Centralised databases are used to collate information and complication rates of procedures involving foreign bodies, as is the case for hip replacements.
‘And if there are problems with particular implants it becomes obvious in a short period of time,’ Dr Polyakov said.
‘However, with mesh, that wasn’t the case. There was no systematic data collection, there was no database that accounted for all the patients who had these implants.
‘And for that reason it took quite a long time for consumers, patients and doctors to recognise that the complication rate was so high.
‘I think the judgement alludes to the fact that the companies that manufactured these implants knew much earlier about these complications, yet did not react to the high complication rate.’
Dr Polyakov is appalled by that notion.
‘It is pretty awful,’ he said.
‘So there are a number of aspects to this and now we have the result.
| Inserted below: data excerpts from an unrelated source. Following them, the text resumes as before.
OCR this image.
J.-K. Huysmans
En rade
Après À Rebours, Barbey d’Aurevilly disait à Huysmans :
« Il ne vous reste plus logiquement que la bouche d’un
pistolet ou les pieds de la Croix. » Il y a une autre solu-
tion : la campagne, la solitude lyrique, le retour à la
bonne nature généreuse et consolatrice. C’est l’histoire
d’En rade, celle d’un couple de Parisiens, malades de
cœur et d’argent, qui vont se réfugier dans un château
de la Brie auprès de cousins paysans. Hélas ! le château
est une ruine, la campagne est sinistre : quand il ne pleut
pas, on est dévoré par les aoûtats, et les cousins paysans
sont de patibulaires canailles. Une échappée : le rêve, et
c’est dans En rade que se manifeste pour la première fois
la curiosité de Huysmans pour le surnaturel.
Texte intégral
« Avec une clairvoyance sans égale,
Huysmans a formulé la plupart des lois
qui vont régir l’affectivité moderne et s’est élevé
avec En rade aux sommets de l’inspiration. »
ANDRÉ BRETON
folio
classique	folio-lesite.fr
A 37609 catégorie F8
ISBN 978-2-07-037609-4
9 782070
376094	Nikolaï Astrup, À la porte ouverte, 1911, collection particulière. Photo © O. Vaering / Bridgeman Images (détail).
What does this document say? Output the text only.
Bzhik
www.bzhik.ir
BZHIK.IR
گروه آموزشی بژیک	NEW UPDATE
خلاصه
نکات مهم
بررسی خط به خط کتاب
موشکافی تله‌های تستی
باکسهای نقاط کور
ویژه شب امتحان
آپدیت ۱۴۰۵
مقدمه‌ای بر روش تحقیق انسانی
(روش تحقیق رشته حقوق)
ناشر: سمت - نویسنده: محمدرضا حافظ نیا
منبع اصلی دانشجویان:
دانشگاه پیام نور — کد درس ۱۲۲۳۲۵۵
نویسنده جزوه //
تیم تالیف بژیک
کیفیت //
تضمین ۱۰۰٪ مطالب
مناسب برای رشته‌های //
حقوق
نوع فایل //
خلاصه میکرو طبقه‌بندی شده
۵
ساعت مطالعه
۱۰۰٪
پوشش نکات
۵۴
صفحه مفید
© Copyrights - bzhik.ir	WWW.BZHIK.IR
There are lots of women where they have complications, but their treatment options are not really clear because removing the implant is not easy and in some cases is not possible without inflicting further damage.’
Dr Polyakov believes better systems may have helped prevent this situation.
‘Where foreign bodies are implanted or used there must be a system, some sort of database, to monitor the possible side effects, and if something is flagged it should be acted upon straight away with further research and further evaluation, rather than to release a product onto the market with minimal surveillance of its use and complications,’ he said.
More than 1350 women signed on as part of the class action, and the parties are expected to develop a framework for assessing individual group member claims by 30 June.
Justice Katzmann is expected to make a ruling on injunctions sought by the firm acting for the women, Shine Lawyers, at a later date. Those injunctions relate to potential labelling and warnings relating to the products.
‘We’re pleased with the result and encouraged by the compensation for the three lead applicants ordered today,’ Shine Lawyers’ Head of Class Actions, Jan Saddler, said.
‘Today is a significant step forward, but there is still a way to go until all Australian women affected by these products receive compensation.’
The Therapeutic Goods Administration previously approved more than 100 transvaginal mesh products for use in Australia. However, by January 2018, it had banned most of them from being sold in the country.